I have spent a lot of time in EAP meetings over the past 8 years. A great book to read, btw, is Wrightlaw's book called "From Emotions to Advocacy." Don't talk about how you feel, don't try to make the superintendent feel like he has to take sides. It sounds as if it is safe to say, building on what someone else recommended, that you have had some concerns and these are echoed by others you work with who urged you to meet with the superintendent as they have done. If handled correctly, you can make this seem as if you're a team player. :)

Your idea here is to get to a win/win. Don't back the superintendent into a corner. Do make him feel that you are appealing to his knowledge and authority and problem solving abilities. Tell him straight up what your concerns are, using I messages. Don't accuse or blame the supervisor - esp. given that the superintendent is male and in a position of authority, so try to avoid making it seem that he is being pulled into a personal battle or a catfight. But an example is, "I don't have tenure, so I realise I'm putting a lot on the line here. I have learned a lot from SUPERVISOR, and I value our relationship, but I'm worried that I'm being set up to fail/to be fired." Laugh: "I don't think I have anything to lose at this point." Appeal to his authority. "I heard from others that you were the person to talk to about this. How can I approach this problem? How can we work together to solve this problem? I don't have any answers. I love my job, I've loved working with her, and I'm distressed that things are deteriorating." Stuff like that.

I"ve sat in meetings with assistant superintendents crying because that 3rd grade teacher who was singling my kid out was the only 3rd grade teacher she'd ever have... but that superintendent didn't care, and it made him uncomfortable, it made him want to get me out of the office and to stop crying. It didn't help my daughter, it didn't help us figure out goals (SMART goals! SMART criteria - Wikipedia, the free encyclopedia :) ) to address how we could get her needs met.

Might help if you have given some thought, too, to what you want out of this meeting. Specific, measurable, attainable, relevant, timely ideas... :D Not that you are telling him but that you can throw an idea out and say, hey, I thought about doing this but I'm not sure how it would work/if it would work/if it's appropriate. It's a way of getting the conversation started.

Another thing to ask, esp. if emotions start to run high, take a step back and say if you're getting emotional and apologise. Then go back a step and say, we talked about this. Let's look at it another way: if I did this, what would that look like? How do you see that working?

Those two questions are questions that don't get asked, a lot of times, oddly enough. And yet they are really good for refocusing onto the problem, instead of the emotions.

Sorry for the info dump. I've spent a lot of time on this stuff and I'm nowhere near "good" at it but I'm always learning...

Hanna 04-08-2013 08:33 AM

I agree with all the advice to leave feelings out and focus on the fact that she is impacting your ability to do your work. Do you have a potential solution? What steps have you already taken to rectify the situation?
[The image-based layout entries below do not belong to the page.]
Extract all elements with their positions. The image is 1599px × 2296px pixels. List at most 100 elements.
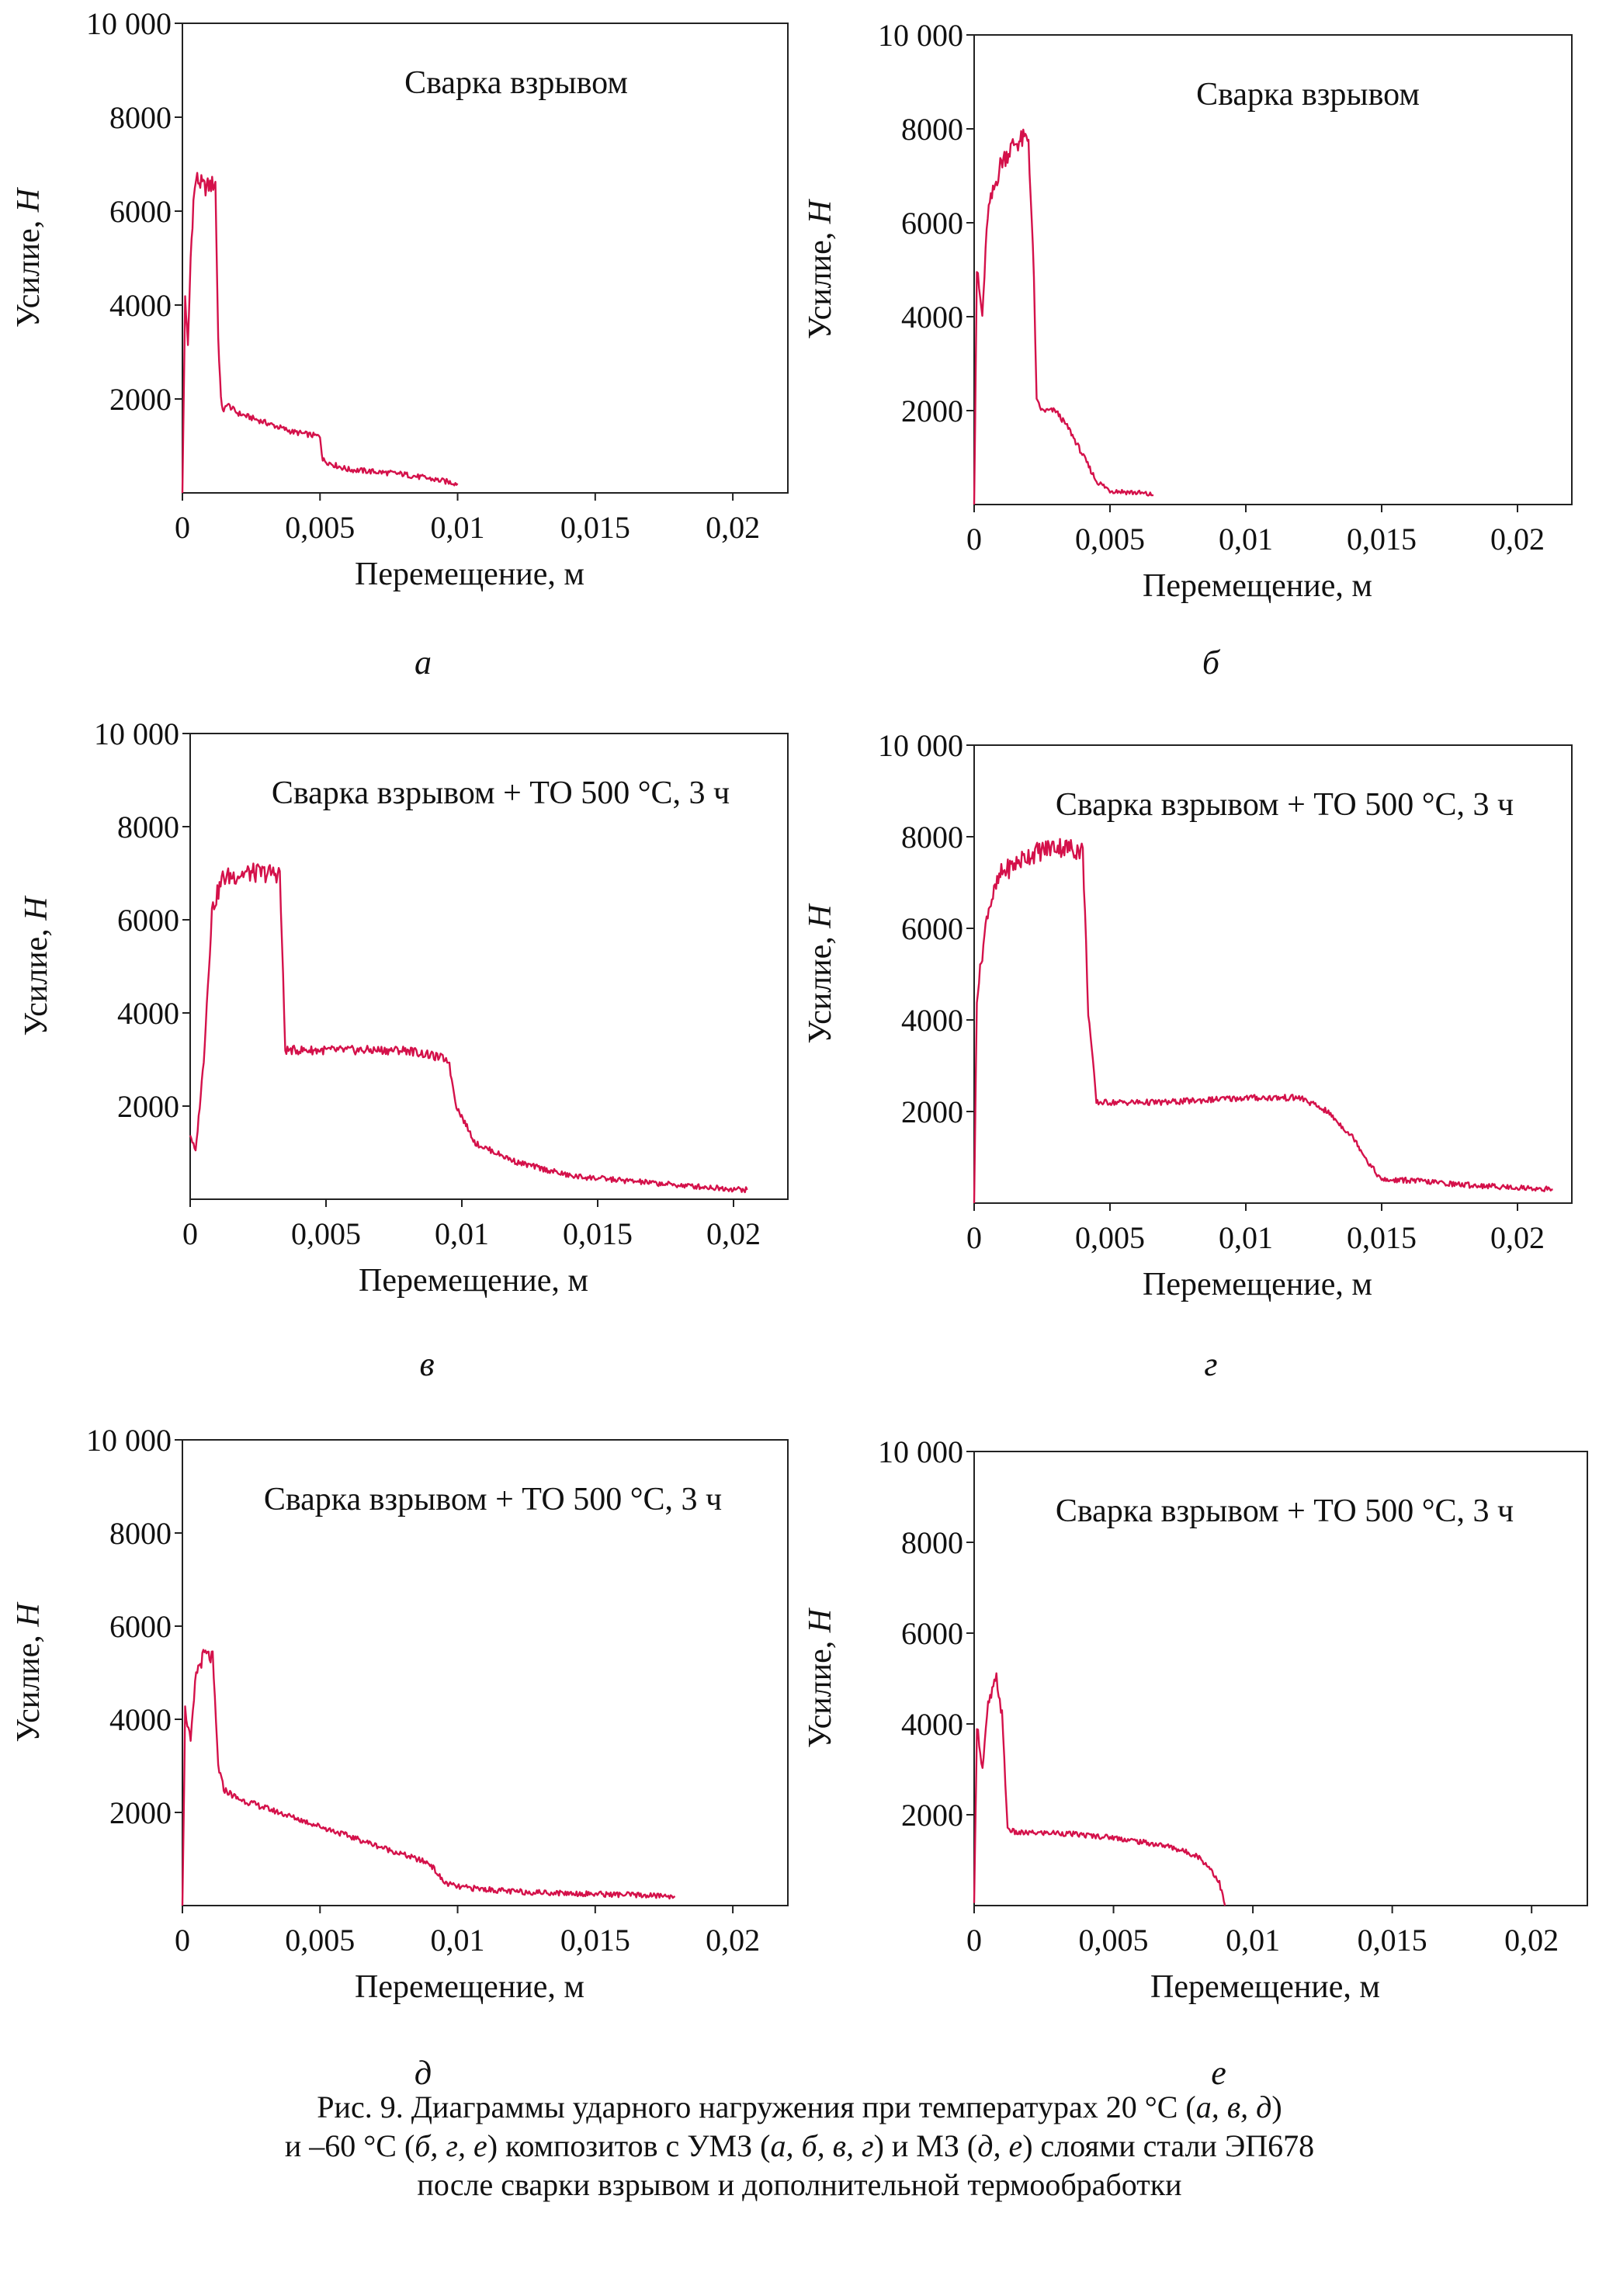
y-tick-label: 8000	[901, 820, 963, 855]
chart-title: Сварка взрывом + ТО 500 °С, 3 ч	[272, 775, 730, 811]
x-tick-label: 0,01	[1226, 1923, 1280, 1958]
x-tick-label: 0	[175, 1923, 190, 1958]
y-tick-label: 4000	[109, 288, 172, 323]
x-tick-label: 0,005	[1079, 1923, 1149, 1958]
x-tick-label: 0	[966, 1923, 982, 1958]
x-tick-label: 0,01	[435, 1216, 489, 1251]
x-tick-label: 0,015	[560, 510, 630, 545]
x-tick-label: 0,02	[706, 510, 760, 545]
y-tick-label: 10 000	[878, 1434, 963, 1469]
panel-label: д	[414, 2054, 432, 2088]
caption-line-3: после сварки взрывом и дополнительной те…	[417, 2167, 1182, 2202]
x-tick-label: 0,005	[291, 1216, 361, 1251]
data-series-line	[973, 1672, 1226, 1906]
data-series-line	[973, 838, 1553, 1204]
x-axis-label: Перемещение, м	[355, 1969, 584, 2005]
y-tick-label: 6000	[901, 206, 963, 241]
x-tick-label: 0,015	[1347, 522, 1417, 557]
y-tick-label: 4000	[901, 1003, 963, 1038]
y-tick-label: 10 000	[86, 6, 172, 41]
x-tick-label: 0	[175, 510, 190, 545]
y-tick-label: 8000	[117, 810, 179, 845]
x-tick-label: 0,02	[706, 1923, 760, 1958]
x-tick-label: 0,005	[1075, 1220, 1145, 1255]
x-tick-label: 0,02	[1504, 1923, 1559, 1958]
y-tick-label: 2000	[109, 1795, 172, 1830]
x-tick-label: 0,01	[431, 1923, 485, 1958]
chart-title: Сварка взрывом	[404, 65, 628, 101]
panel-label: а	[414, 643, 432, 682]
chart-title: Сварка взрывом + ТО 500 °С, 3 ч	[1056, 787, 1514, 823]
chart-panel-д: 2000 4000 6000 8000 10 000 0 0,005 0,01 0,015 0,0…	[11, 1423, 789, 2088]
x-tick-label: 0,015	[1358, 1923, 1427, 1958]
y-tick-label: 10 000	[878, 728, 963, 763]
figure-caption: Рис. 9. Диаграммы ударного нагружения пр…	[0, 2088, 1599, 2204]
y-axis-label: Усилие, Н	[803, 903, 838, 1044]
y-tick-label: 6000	[109, 1609, 172, 1644]
plot-area-frame	[973, 34, 1573, 505]
chart-panel-г: 2000 4000 6000 8000 10 000 0 0,005 0,01 0,015 0,0…	[803, 728, 1573, 1383]
y-tick-label: 4000	[901, 300, 963, 335]
x-tick-label: 0,015	[563, 1216, 633, 1251]
chart-title: Сварка взрывом + ТО 500 °С, 3 ч	[1056, 1493, 1514, 1529]
x-tick-label: 0,015	[560, 1923, 630, 1958]
x-tick-label: 0,005	[285, 510, 355, 545]
x-tick-label: 0,01	[1219, 522, 1273, 557]
plot-area-frame	[973, 744, 1573, 1204]
caption-line-2: и –60 °С (б, г, е) композитов с УМЗ (а, …	[284, 2128, 1315, 2163]
x-tick-label: 0,02	[1490, 522, 1545, 557]
y-tick-label: 8000	[109, 100, 172, 135]
figure: 2000 4000 6000 8000 10 000 0 0,005 0,01 0,015 0,0…	[11, 6, 1588, 2088]
y-tick-label: 6000	[901, 911, 963, 946]
y-axis-label: Усилие, Н	[19, 895, 54, 1036]
y-tick-label: 2000	[901, 394, 963, 428]
caption-line-1: Рис. 9. Диаграммы ударного нагружения пр…	[317, 2090, 1282, 2124]
y-tick-label: 4000	[901, 1707, 963, 1742]
x-tick-label: 0	[966, 522, 982, 557]
y-tick-label: 8000	[901, 1525, 963, 1560]
x-axis-label: Перемещение, м	[1143, 1267, 1372, 1302]
plot-area-frame	[189, 733, 789, 1200]
y-tick-label: 4000	[109, 1702, 172, 1737]
x-tick-label: 0,01	[1219, 1220, 1273, 1255]
y-tick-label: 10 000	[94, 716, 179, 751]
x-tick-label: 0,005	[1075, 522, 1145, 557]
data-series-line	[189, 862, 748, 1194]
y-axis-label: Усилие, Н	[11, 186, 47, 328]
y-tick-label: 8000	[109, 1516, 172, 1551]
y-tick-label: 10 000	[86, 1423, 172, 1458]
panel-label: б	[1202, 643, 1221, 682]
y-axis-label: Усилие, Н	[803, 198, 838, 339]
panel-label: г	[1204, 1345, 1217, 1383]
y-tick-label: 2000	[901, 1798, 963, 1833]
x-axis-label: Перемещение, м	[1150, 1969, 1380, 2005]
y-axis-label: Усилие, Н	[11, 1601, 47, 1743]
chart-panel-б: 2000 4000 6000 8000 10 000 0 0,005 0,01 0,015 0,0…	[803, 18, 1573, 682]
y-tick-label: 6000	[109, 194, 172, 229]
y-tick-label: 4000	[117, 996, 179, 1031]
y-axis-label: Усилие, Н	[803, 1607, 838, 1748]
x-tick-label: 0	[182, 1216, 198, 1251]
y-tick-label: 8000	[901, 112, 963, 147]
y-tick-label: 2000	[109, 382, 172, 417]
x-tick-label: 0,02	[706, 1216, 761, 1251]
chart-panel-е: 2000 4000 6000 8000 10 000 0 0,005 0,01 0,015 0,0…	[803, 1434, 1588, 2088]
chart-panel-а: 2000 4000 6000 8000 10 000 0 0,005 0,01 0,015 0,0…	[11, 6, 789, 682]
data-series-line	[181, 1649, 676, 1906]
panel-label: в	[419, 1345, 434, 1383]
chart-panel-в: 2000 4000 6000 8000 10 000 0 0,005 0,01 0,015 0,0…	[19, 716, 789, 1383]
panel-label: е	[1211, 2054, 1226, 2088]
plot-area-frame	[182, 1439, 789, 1906]
plot-area-frame	[182, 23, 789, 494]
x-tick-label: 0,005	[285, 1923, 355, 1958]
chart-title: Сварка взрывом	[1196, 77, 1420, 113]
chart-title: Сварка взрывом + ТО 500 °С, 3 ч	[264, 1482, 722, 1517]
x-tick-label: 0,02	[1490, 1220, 1545, 1255]
x-axis-label: Перемещение, м	[1143, 568, 1372, 604]
x-tick-label: 0,01	[431, 510, 485, 545]
x-tick-label: 0,015	[1347, 1220, 1417, 1255]
y-tick-label: 10 000	[878, 18, 963, 53]
x-axis-label: Перемещение, м	[355, 557, 584, 592]
x-axis-label: Перемещение, м	[359, 1263, 588, 1299]
x-tick-label: 0	[966, 1220, 982, 1255]
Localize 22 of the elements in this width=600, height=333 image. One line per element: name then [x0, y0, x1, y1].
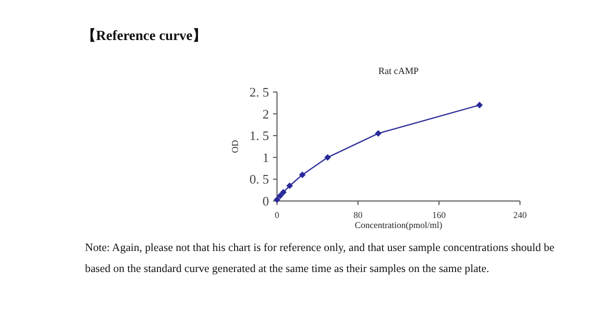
text: Note: Again, please not that his chart is for reference only, and that user sample concentrations should be based on the standard curve generated at the same time as their samples on the same plate.: [85, 241, 555, 277]
y-axis-title: OD: [230, 140, 240, 153]
chart-title: Rat cAMP: [378, 67, 419, 77]
x-tick-label: 0: [274, 210, 280, 220]
point: [476, 102, 483, 108]
point: [299, 172, 306, 178]
y-tick-label: 2. 5: [250, 84, 269, 100]
y-tick-label: 2: [262, 106, 269, 122]
x-tick-label: 80: [354, 210, 363, 220]
y-tick-label: 1: [262, 150, 269, 165]
point: [276, 192, 284, 200]
x-tick-label: 160: [432, 210, 446, 220]
point: [324, 154, 331, 161]
y-tick-label: 0: [262, 194, 269, 208]
x-tick-label: 240: [513, 210, 528, 220]
x-axis-title: Concentration(pmol/ml): [354, 220, 442, 230]
point: [286, 182, 293, 190]
y-tick-label: 0. 5: [250, 172, 269, 187]
text: 【Reference curve】: [82, 28, 207, 44]
point: [374, 130, 382, 137]
point: [280, 188, 287, 196]
y-tick-label: 1. 5: [250, 128, 269, 144]
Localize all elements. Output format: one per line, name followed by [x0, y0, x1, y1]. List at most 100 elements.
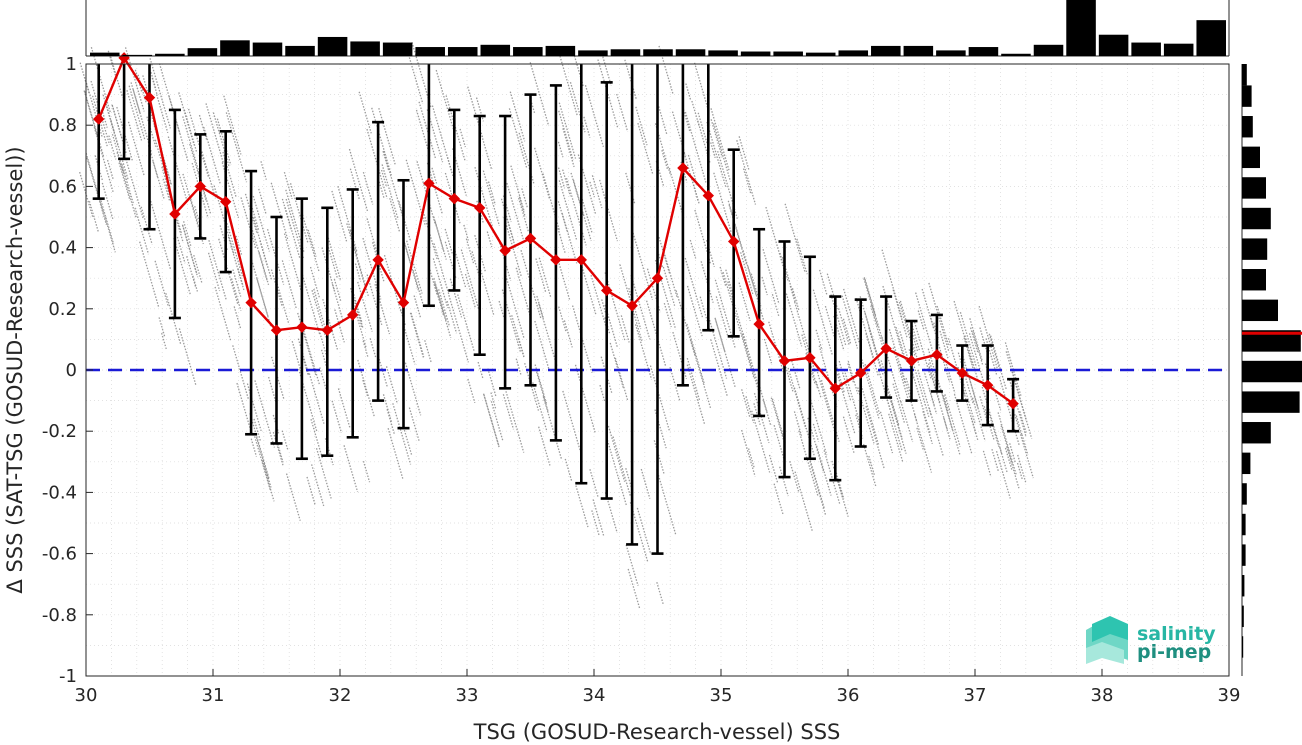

But it is okay to say "This is a difficult conversation and I wish it were not necessary."

wanttobehealthy 04-08-2013 08:38 AM

Bluegalangal (and all others). Thanks so much for the advice... Really helpful and needed! Thanks! I will use the language you've suggested and take the positive approach rather than defensive one that is my knee jerk reaction....

Bluegalangal 04-08-2013 08:45 AM


Originally Posted by Bluegalangal (Post 3905767)
I have spent a lot of time in EAP meetings over the past 8 years.

*That should be "IEP" meetings. I don't know what I was thinking.